Snowpark Checkpoints library: Hypothesis¶

Hypothesis Unit Testing¶

Hypothesis is a powerful testing library for Python that is designed to enhance traditional unit testing by generating a wide range of input data automatically. It uses property-based testing, where instead of specifying individual test cases, you can describe the expected behavior of your code with properties or conditions and Hypothesis generates examples to test those properties thoroughly. This approach helps uncover edge cases and unexpected behaviors, making it especially effective for complex functions. For more information, see Hypothesis.

The snowpark-checkpoints-hypothesis package extends the Hypothesis library to generate synthetic Snowpark DataFrames for testing purposes. By leveraging Hypothesis’ ability to generate diverse and randomized test data, you can create Snowpark DataFrames with varying schemas and values to simulate real-world scenarios and uncover edge cases, ensuring robust code and verifying the correctness of complex transformations.

The Hypothesis strategy for Snowpark relies on Pandera for generating synthetic data. The dataframe_strategy function uses the specified schema to generate a Pandas DataFrame that conforms to it and then converts it into a Snowpark DataFrame.

Function signature:

def dataframe_strategy(
  schema: Union[str, DataFrameSchema],
  session: Session,
  size: Optional[int] = None
) -> SearchStrategy[DataFrame]
Copy

Function parameters:

  • schema: The schema that defines the columns, data types and checks that the generated Snowpark dataframe should match. The schema can be:

  • session: An instance of snowflake.snowpark.Session that will be used for creating the Snowpark DataFrames.

  • size: The number of rows to generate for each Snowpark DataFrame. If this parameter is not provided, the strategy will generate DataFrames of different sizes.

Function output:

Returns a Hypothesis SearchStrategy that generates Snowpark DataFrames.

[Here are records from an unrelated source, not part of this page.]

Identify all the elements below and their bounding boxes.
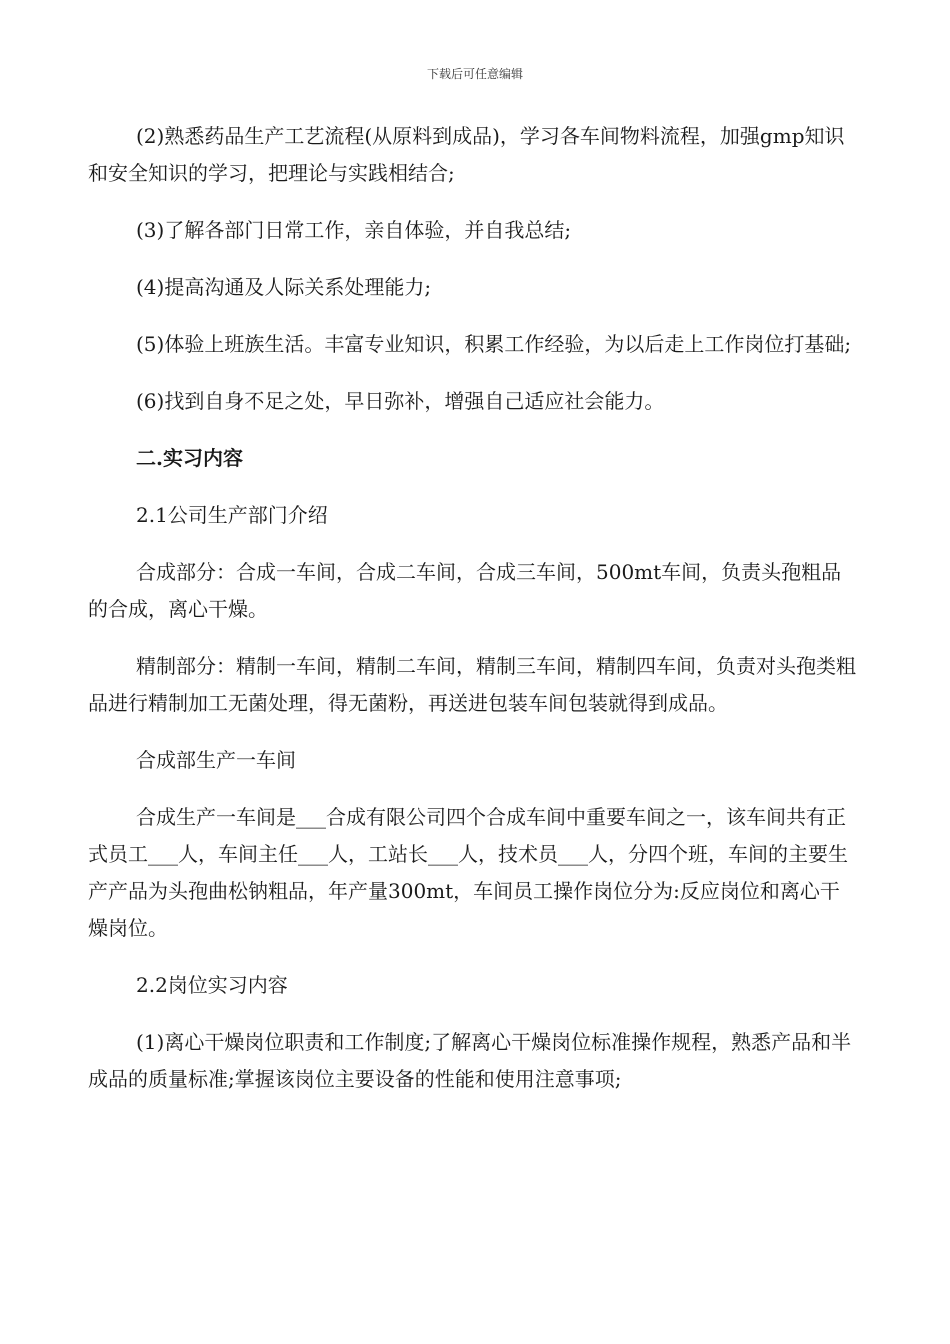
paragraph-synthesis-section: 合成部分：合成一车间，合成二车间，合成三车间，500mt车间，负责头孢粗品的合成，离心干燥。 xyxy=(88,560,842,621)
paragraph-workshop-one-description: 合成生产一车间是___合成有限公司四个合成车间中重要车间之一，该车间共有正式员工___人，车间主任___人，工站长___人，技术员___人，分四个班，车间的主要生产产品为头孢曲松钠粗品，年产量300mt，车间员工操作岗位分为:反应岗位和离心干燥岗位。 xyxy=(88,805,848,940)
paragraph-objective-2: (2)熟悉药品生产工艺流程(从原料到成品)，学习各车间物料流程，加强gmp知识和安全知识的学习，把理论与实践相结合; xyxy=(88,124,845,185)
subheading-workshop-one: 合成部生产一车间 xyxy=(136,748,296,772)
document-body xyxy=(88,118,858,1118)
page-header-note: 下载后可任意编辑 xyxy=(426,67,523,81)
paragraph-objective-3: (3)了解各部门日常工作，亲自体验，并自我总结; xyxy=(136,218,572,242)
section-heading-internship-content: 二.实习内容 xyxy=(136,446,243,470)
paragraph-objective-5: (5)体验上班族生活。丰富专业知识，积累工作经验，为以后走上工作岗位打基础; xyxy=(136,332,852,356)
paragraph-objective-6: (6)找到自身不足之处，早日弥补，增强自己适应社会能力。 xyxy=(136,389,665,413)
paragraph-post-content-1: (1)离心干燥岗位职责和工作制度;了解离心干燥岗位标准操作规程，熟悉产品和半成品的质量标准;掌握该岗位主要设备的性能和使用注意事项; xyxy=(88,1030,852,1091)
subheading-2-2: 2.2岗位实习内容 xyxy=(136,973,288,997)
paragraph-objective-4: (4)提高沟通及人际关系处理能力; xyxy=(136,275,432,299)
subheading-2-1: 2.1公司生产部门介绍 xyxy=(136,503,328,527)
paragraph-refining-section: 精制部分：精制一车间，精制二车间，精制三车间，精制四车间，负责对头孢类粗品进行精制加工无菌处理，得无菌粉，再送进包装车间包装就得到成品。 xyxy=(88,654,856,715)
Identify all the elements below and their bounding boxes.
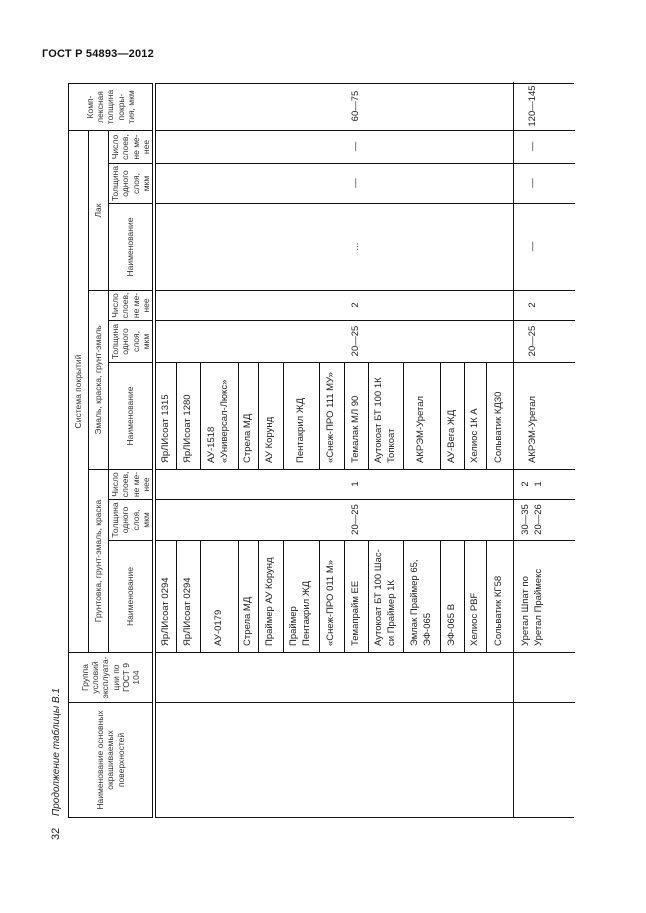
primer-name: ЯрЛИсоат 0294 (181, 577, 193, 646)
enamel-thickness-value: 20—25 (526, 325, 538, 357)
header-varnish-layers: Число слоев, не ме-нее (108, 130, 153, 164)
group-divider (513, 82, 514, 817)
header-enamel-layers: Число слоев, не ме-нее (108, 290, 153, 321)
total-value: 120—145 (526, 85, 538, 127)
header-surfaces: Наименование основных окрашиваемых поверхностей (68, 702, 153, 818)
enamel-name: АУ-1518 «Универсал-Люкс» (206, 379, 230, 463)
enamel-name: АУ Корунд (264, 416, 276, 463)
enamel-name: Аутокоат БТ 100 1К Топкоат (372, 377, 397, 463)
varnish-thickness-value: — (349, 178, 361, 188)
primer-name: Праймер Пентакрил ЖД (288, 580, 312, 646)
standard-number: ГОСТ Р 54893—2012 (42, 48, 154, 60)
varnish-name-value: — (526, 241, 538, 252)
primer-name: Хелиос РВF (468, 592, 480, 646)
enamel-name: Пентакрил ЖД (294, 397, 306, 463)
table-caption: Продолжение таблицы В.1 (51, 688, 62, 816)
primer-name: Праймер АУ Корунд (264, 557, 276, 646)
enamel-layers-value: 2 (526, 302, 538, 308)
header-primer-layers: Число слоев, не ме-нее (108, 469, 153, 500)
enamel-thickness-value: 20—25 (349, 325, 361, 357)
primer-name: Уретал Шпат по Уретал Праймекс (520, 568, 544, 646)
header-total-thickness: Комп-лексная толщина покры-тия, мкм (68, 83, 153, 131)
primer-name: «Снеж-ПРО 011 М» (325, 559, 337, 646)
header-enamel: Эмаль, краска, грунт-эмаль (88, 290, 109, 470)
header-varnish: Лак (88, 130, 109, 291)
enamel-name: ЯрЛИсоат 1315 (159, 394, 171, 463)
primer-layers-value: 1 (349, 481, 361, 487)
header-primer-thickness: Толщина одного слоя, мкм (108, 499, 153, 541)
header-primer-name: Наименование (108, 540, 153, 653)
header-system: Система покрытий (68, 130, 89, 653)
enamel-name: Хелиос 1К А (468, 408, 480, 463)
enamel-name: АКРЭМ-Уретал (415, 395, 427, 463)
total-value: 60—75 (349, 90, 361, 122)
enamel-name: Темалак МЛ 90 (349, 395, 361, 463)
primer-thickness-value: 20—25 (349, 504, 361, 535)
coating-table (50, 83, 574, 840)
primer-name: ЯрЛИсоат 0294 (159, 577, 171, 646)
header-varnish-thickness: Толщина одного слоя, мкм (108, 163, 153, 204)
enamel-name: Сольватик КД30 (493, 391, 505, 463)
primer-name: Сольватик КГ58 (493, 575, 505, 646)
primer-thickness-value: 30—35 20—26 (520, 504, 544, 535)
enamel-name: ЯрЛИсоат 1280 (181, 394, 193, 463)
varnish-layers-value: — (526, 141, 538, 152)
page-number: 32 (50, 827, 62, 840)
primer-name: Стрела МД (241, 596, 253, 646)
varnish-layers-value: — (349, 141, 361, 152)
varnish-thickness-value: — (526, 178, 538, 188)
enamel-name: Стрела МД (241, 413, 253, 463)
header-primer: Грунтовка, грунт-эмаль, краска (88, 469, 109, 653)
header-enamel-thickness: Толщина одного слоя, мкм (108, 320, 153, 363)
enamel-name: АУ-Вега ЖД (445, 409, 457, 463)
primer-name: Темапрайм ЕЕ (349, 580, 361, 646)
enamel-name: АКРЭМ-Уретал (526, 395, 538, 463)
table-body (155, 83, 574, 818)
primer-name: Аутокоат БТ 100 Шас-си Праймер 1К (372, 549, 397, 646)
primer-name: ЭФ-065 В (445, 603, 457, 646)
primer-name: АУ-0179 (212, 609, 224, 646)
primer-layers-value: 2 1 (520, 481, 544, 487)
varnish-name-value: ... (349, 242, 361, 251)
enamel-name: «Снеж-ПРО 111 МУ» (325, 372, 337, 463)
header-enamel-name: Наименование (108, 362, 153, 470)
primer-name: Эмлак Праймер 65, ЭФ-065 (408, 559, 433, 646)
header-group: Группа условий эксплуата-ции по ГОСТ 9 104 (68, 652, 153, 703)
header-varnish-name: Наименование (108, 203, 153, 291)
enamel-layers-value: 2 (349, 302, 361, 308)
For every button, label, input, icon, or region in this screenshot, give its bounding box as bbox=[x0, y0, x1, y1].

Supported and unsupported data types¶

The dataframe_strategy function supports the generation of Snowpark DataFrames with different data types. Depending on the type of the schema argument passed to the function, the data types supported by the strategy will vary. Note that if the strategy finds an unsupported data type it will raise an exception.

The following table shows the supported and unsupported PySpark data types by the dataframe_strategy function when passing a JSON file as the schema argument.

PySpark data type

Supported

Array

Yes

Boolean

Yes

Char

No

Date

Yes

DayTimeIntervalType

No

Decimal

No

Map

No

Null

No

Byte, Short, Integer, Long, Float, Double

Yes

String

Yes

Struct

No

Timestamp

Yes

TimestampNTZ

Yes

Varchar

No

YearMonthIntervalType

No

The following table shows the Pandera data types supported by the dataframe_strategy function when passing a DataFrameSchema object as the schema argument and the Snowpark data types they are mapped to.

Pandera data type

Snowpark data type

int8

ByteType

int16

ShortType

int32

IntegerType

int64

LongType

float32

FloatType

float64

DoubleType

string

StringType

bool

BooleanType

datetime64[ns, tz]

TimestampType(TZ)

datetime64[ns]

TimestampType(NTZ)

date

DateType

Examples¶

The typical workflow for using the Hypothesis library to generate Snowpark DataFrames is as follows:

  1. Create a standard Python test function with the different assertions or conditions your code should satisfy for all inputs.

  2. Add the Hypothesis @given decorator to your test function and pass the dataframe_strategy function as an argument. For more information about the @given decorator, see hypothesis.given.

  3. Run the test function. When the test is executed, Hypothesis will automatically provide the generated inputs as arguments to the test.

Example 1: Generate Snowpark DataFrames from a JSON file

Below is an example of how to generate Snowpark DataFrames from a JSON schema file generated by the collect_dataframe_checkpoint function of the snowpark-checkpoints-collectors package.

from hypothesis import given

from snowflake.hypothesis_snowpark import dataframe_strategy
from snowflake.snowpark import DataFrame, Session


@given(
    df=dataframe_strategy(
        schema="path/to/file.json",
        session=Session.builder.getOrCreate(),
        size=10,
    )
)
def test_my_function_from_json_file(df: DataFrame):
    # Test a particular function using the generated Snowpark DataFrame
    ...
Copy

Example 2: Generate a Snowpark DataFrame from a Pandera DataFrameSchema object

Below is an example of how to generate Snowpark DataFrames from an instance of a Pandera DataFrameSchema. For more information, see Pandera DataFrameSchema.

import pandera as pa

from hypothesis import given

from snowflake.hypothesis_snowpark import dataframe_strategy
from snowflake.snowpark import DataFrame, Session


@given(
    df=dataframe_strategy(
        schema=pa.DataFrameSchema(
            {
                "boolean_column": pa.Column(bool),
                "integer_column": pa.Column("int64", pa.Check.in_range(0, 9)),
                "float_column": pa.Column(pa.Float32, pa.Check.in_range(10.5, 20.5)),
            }
        ),
        session=Session.builder.getOrCreate(),
        size=10,
    )
)
def test_my_function_from_dataframeschema_object(df: DataFrame):
    # Test a particular function using the generated Snowpark DataFrame
    ...
Copy

Example 3: Customize the Hypothesis behavior

You can also customize the behavior of your test with the Hypothesis @settings decorator. This decorator allows you to customize various configuration parameters to tailor test behavior to your needs. By using the @settings decorator you can control aspects like the maximum number of test cases, the deadline for each test execution, verbosity levels and many others. For more information, see Hypothesis settings.

from datetime import timedelta

from hypothesis import given, settings
from snowflake.snowpark import DataFrame, Session

from snowflake.hypothesis_snowpark import dataframe_strategy


@given(
    df=dataframe_strategy(
        schema="path/to/file.json",
        session=Session.builder.getOrCreate(),
    )
)
@settings(
    deadline=timedelta(milliseconds=800),
    max_examples=25,
)
def test_my_function(df: DataFrame):
    # Test a particular function using the generated Snowpark DataFrame
    ...
Copy